Скатали черную бумагу. Окна открылись. Хлынул свежий воздух. Солнце явилось уже чуть поврежденное началом осени, словно оно состарилось в эту ночь яростной бомбежки. Бумага трепыхалась от взрывов. Отрывались и, надувшись, летели вдоль рам обрывки ее. Сыпались остатки недобитых стекол.
Рупор радио остановил Рамаданова:
Омерзительный хорек,
Отвратительный хорек…
Рамаданов узнал терзающий голос Полины Вольской. Ему не нравилась ее манера, ее тембр, но племянницы его, у которых он часто бывал, каждый раз пытались доказать ему, что Полина Вольская — «Орфей наших дней», на что Рамаданов обычно возражал: «Орфей в переложении для цыганского хора. Нет!
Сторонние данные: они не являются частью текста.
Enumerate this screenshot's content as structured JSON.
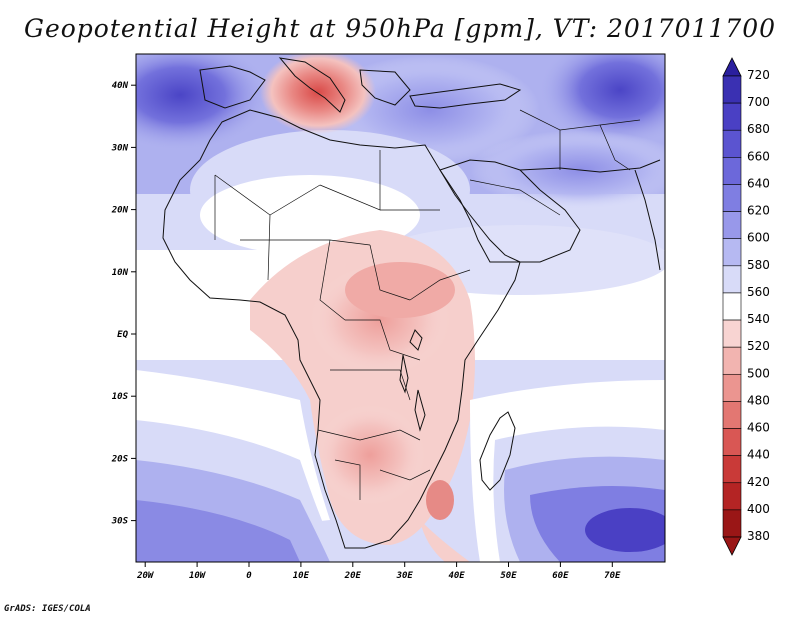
{
  "title": "Geopotential Height at 950hPa [gpm], VT: 2017011700",
  "credit": "GrADS: IGES/COLA",
  "map": {
    "lat_labels": [
      {
        "lat": 40,
        "label": "40N"
      },
      {
        "lat": 30,
        "label": "30N"
      },
      {
        "lat": 20,
        "label": "20N"
      },
      {
        "lat": 10,
        "label": "10N"
      },
      {
        "lat": 0,
        "label": "EQ"
      },
      {
        "lat": -10,
        "label": "10S"
      },
      {
        "lat": -20,
        "label": "20S"
      },
      {
        "lat": -30,
        "label": "30S"
      }
    ],
    "lon_labels": [
      {
        "lon": -20,
        "label": "20W"
      },
      {
        "lon": -10,
        "label": "10W"
      },
      {
        "lon": 0,
        "label": "0"
      },
      {
        "lon": 10,
        "label": "10E"
      },
      {
        "lon": 20,
        "label": "20E"
      },
      {
        "lon": 30,
        "label": "30E"
      },
      {
        "lon": 40,
        "label": "40E"
      },
      {
        "lon": 50,
        "label": "50E"
      },
      {
        "lon": 60,
        "label": "60E"
      },
      {
        "lon": 70,
        "label": "70E"
      }
    ]
  },
  "colorbar": {
    "levels": [
      "720",
      "700",
      "680",
      "660",
      "640",
      "620",
      "600",
      "580",
      "560",
      "540",
      "520",
      "500",
      "480",
      "460",
      "440",
      "420",
      "400",
      "380"
    ],
    "colors": [
      "#2a1f9e",
      "#3a30b2",
      "#4a40c4",
      "#5b54d0",
      "#6c68da",
      "#7f7ee2",
      "#9898ea",
      "#b6b9f2",
      "#d8dbf8",
      "#ffffff",
      "#f8d4d2",
      "#f2b4b0",
      "#eb9590",
      "#e37772",
      "#d95754",
      "#c93a38",
      "#b42424",
      "#9a1616"
    ]
  }
}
Беллетристика, а не поэзия!» Поэтому, хоть он ее и замечал на заводе, и Горбыч отзывался о ней одобрительно, Рамаданов мешкал встретиться с нею. Ее появление здесь казалось ему надрывом, «цыганщиной и беллетристикой, от которой отвернулась бы даже любая, самая юная, курсистка». К сожалению, племянницы его уехали в Москву, а то с каким бы наслаждением он сказал бы им: «Вот-с, до чего доводит ваша хваленая беллетристика!» Как и все, как и всегда, он, — не сознавая этого, — признавал истиной, что теперешние люди стали более трезвыми, чем, скажем, во времена Бальзака, и положения, подобные положению Полины Вольской, суть положения неестественные и потому нетерпимые. Беллетристика!..
…И оружьем, и огнем
Его встретит каждый дом!
Рамаданов с удовольствием слушал пластинку. Не оттого ли, чтобы доказать Полине Вольской нелепость и детскость ее положения? Он как раз находился в том цеху, где начальником был Матвей. Рамаданов взглянул на станок его, за которым должна была сейчас стоять Полина Вольская. Вместо нее у станка суетился какой-то розовый юноша в черных коротких штанах и рубашке с галстуком-бабочкой, очевидно, до смерти влюбленный в Полину.